#### Future Generation Computer Systems 30 (2014) 216-228

Contents lists available at ScienceDirect

**Future Generation Computer Systems** 

journal homepage: www.elsevier.com/locate/fgcs

# Communication and migration energy aware task mapping for reliable multiprocessor systems



Department of Electrical and Computer Engineering, National University of Singapore, Singapore

## HIGHLIGHTS

- A two-step methodology is proposed for mapping applications on multiprocessor systems.
- In first step communication energy aware design space exploration is performed.
- In second step, mapping is performed to minimize communication and migration overhead.
- A significant energy savings is reported using the proposed methodology.

#### ARTICLE INFO

Article history: Received 4 January 2013 Received in revised form 2 May 2013 Accepted 17 June 2013 Available online 26 June 2013

Keywords: Fault-tolerance Heterogeneous MPSoCs Design space exploration Task mapping Mixed integer quadratic programming

#### ABSTRACT

Heterogeneous multiprocessor systems-on-chip (MPSoCs) are emerging as a promising solution in deep sub-micron technology nodes to satisfy design performance and power requirements. However, shrinking transistor geometry and aggressive voltage scaling are negatively impacting the dependability of these MPSoCs by increasing the chances of failures. This paper proposes an offline (design-time) task remapping technique to minimize the communication energy and task migration overhead of an application mapped on a heterogeneous multiprocessor system for all processor fault-scenarios. The proposed technique involves two steps – (1) Communication Energy driven Design Space Exploration (CDSE) to select an initial mapping and (2) Communication energy and Migration overhead aware Task Mapping (CMTM) for different fault-scenarios. The CDSE is formulated as a Mixed Integer Quadratic Programming (MIQP) problem and solved using an energy-gradient based heuristic. The CMTM problem is solved using a fast heuristic with the starting mapping selected using CDSE step. The proposed two steps technique is compared with state-of-the-art approaches through rigorous simulations with synthetic and real application graphs. Results demonstrate that the proposed CDSE reduces design space exploration time by 99% with a maximum variation of 5% from the optimal solution obtained by solving the MIQP problem directly. Further, the proposed CMTM reduces communication energy by an average 35% and migration overhead by an average 20% for all single and double fault-scenarios as compared to the existing faulttolerant techniques. The CMTM also achieves over 30x reductions in execution time for large problem sizes with a maximum deviation of 15% from the minimum communication energy achievable with the given application on a given architecture. For streaming multimedia applications, the proposed technique delivers 50% higher throughput per unit energy as compared to the existing approaches.

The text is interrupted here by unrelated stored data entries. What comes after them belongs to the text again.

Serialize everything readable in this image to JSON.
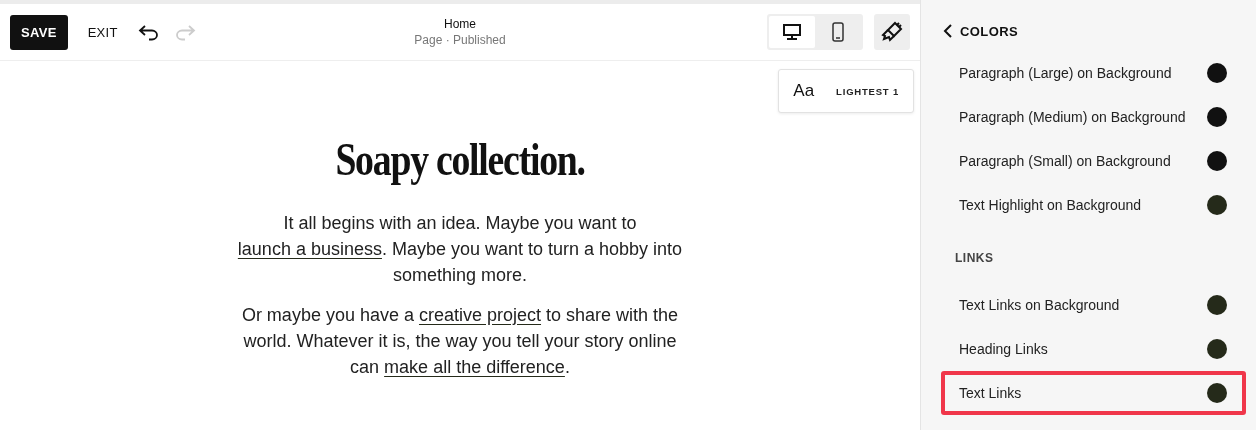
{
  "toolbar": {
    "save": "SAVE",
    "exit": "EXIT",
    "undo_enabled": true,
    "redo_enabled": false,
    "page_title": "Home",
    "page_status": "Page · Published",
    "devices": [
      {
        "kind": "desktop",
        "selected": true
      },
      {
        "kind": "mobile",
        "selected": false
      }
    ]
  },
  "font_badge": {
    "sample": "Aa",
    "label": "LIGHTEST 1"
  },
  "page": {
    "heading": "Soapy collection.",
    "paragraphs": [
      [
        {
          "kind": "text",
          "text": "It all begins with an idea. Maybe you want to "
        },
        {
          "kind": "link",
          "text": "launch a business"
        },
        {
          "kind": "text",
          "text": ". Maybe you want to turn a hobby into something more."
        }
      ],
      [
        {
          "kind": "text",
          "text": "Or maybe you have a "
        },
        {
          "kind": "link",
          "text": "creative project"
        },
        {
          "kind": "text",
          "text": " to share with the world. Whatever it is, the way you tell your story online can "
        },
        {
          "kind": "link",
          "text": "make all the difference"
        },
        {
          "kind": "text",
          "text": "."
        }
      ]
    ]
  },
  "panel": {
    "back": "COLORS",
    "items": [
      {
        "kind": "color",
        "label": "Paragraph (Large) on Background",
        "color": "#111111",
        "selected": false
      },
      {
        "kind": "color",
        "label": "Paragraph (Medium) on Background",
        "color": "#111111",
        "selected": false
      },
      {
        "kind": "color",
        "label": "Paragraph (Small) on Background",
        "color": "#111111",
        "selected": false
      },
      {
        "kind": "color",
        "label": "Text Highlight on Background",
        "color": "#252a1a",
        "selected": false
      },
      {
        "kind": "section",
        "label": "LINKS"
      },
      {
        "kind": "color",
        "label": "Text Links on Background",
        "color": "#252a1a",
        "selected": false
      },
      {
        "kind": "color",
        "label": "Heading Links",
        "color": "#252a1a",
        "selected": false
      },
      {
        "kind": "color",
        "label": "Text Links",
        "color": "#252a1a",
        "selected": true
      }
    ]
  }
}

© 2013 Elsevier B.V. All rights reserved.

#### 1. Introduction

To accommodate the ever increasing demands of applications and for the ease of scalability, multiprocessor systems-on-chip (MPSoCs) are becoming the obvious design choice in current and future technologies [1]. With reducing feature size and increasing transistor count, MPSoCs are becoming susceptible to faults [2,3]. There are three classes of faults studied for Integrated Circuits (ICs)—permanent, intermittent and transient. Permanent faults are irrecoverable damages to the circuit caused by phenomena such as electro-migration, dielectric breakdowns, broken wires etc. These faults are caused during manufacturing or during the product lifetime due to component wear-outs. Behavior of a system under permanent faults is time invariant. Intermittent faults are also hardware faults occurring frequently but irregularly over a period of time due process, voltage and temperature (PVT) variations. Intermittent faults usually persist for few cycles, if not for a few seconds or more. Transient faults are single event upsets occurring due to alpha or neutron particles from cosmic radiations. This paper focuses on permanent and intermittent faults which are jointly referred as *hardware faults* throughout the rest of this paper.

CrossMark

FIGICIS





<sup>\*</sup> Corresponding author. Tel.: +65 90031395.

*E-mail addresses:* akdas@nus.edu.sg (A. Das), akash@nus.edu.sg (A. Kumar), elebv@nus.edu.sg (B. Veeravalli).

<sup>0167-739</sup>X/\$ - see front matter © 2013 Elsevier B.V. All rights reserved. http://dx.doi.org/10.1016/j.future.2013.06.016

Hardware faults are traditionally tolerated using redundancybased designs [4]. However, this is only applicable for hardware-software co-design methodology [5] where optimization results determine MPSoC architecture. Software techniques like task remapping [6–8] have shown significant promise to tolerate hardware faults especially for platform-based MPSoC design [9] where fault-tolerance needs to be incorporated on a fixed architecture. Existing platform-based fault-tolerant task-migration research studies have focused on minimizing migration overhead [6] and load balancing [7] or maximizing the reliability of a system [8]. These techniques provide no guarantee on the application communication energy.

Another research direction for multiprocessor systems is concerning energy consumption. This is partly due to the slow growth in battery technology over the past decades. Researchers have shown that carefully selecting an application task mapping can significantly reduce task communication energy [10–13] which constitutes a large fraction ( $\approx$ 60% according to [11]) of the overall energy consumption. This is orthogonal to dynamic voltage or frequency scaling capabilities of an MPSoC which can further reduce the task computation energy. These works do not target fault-tolerance.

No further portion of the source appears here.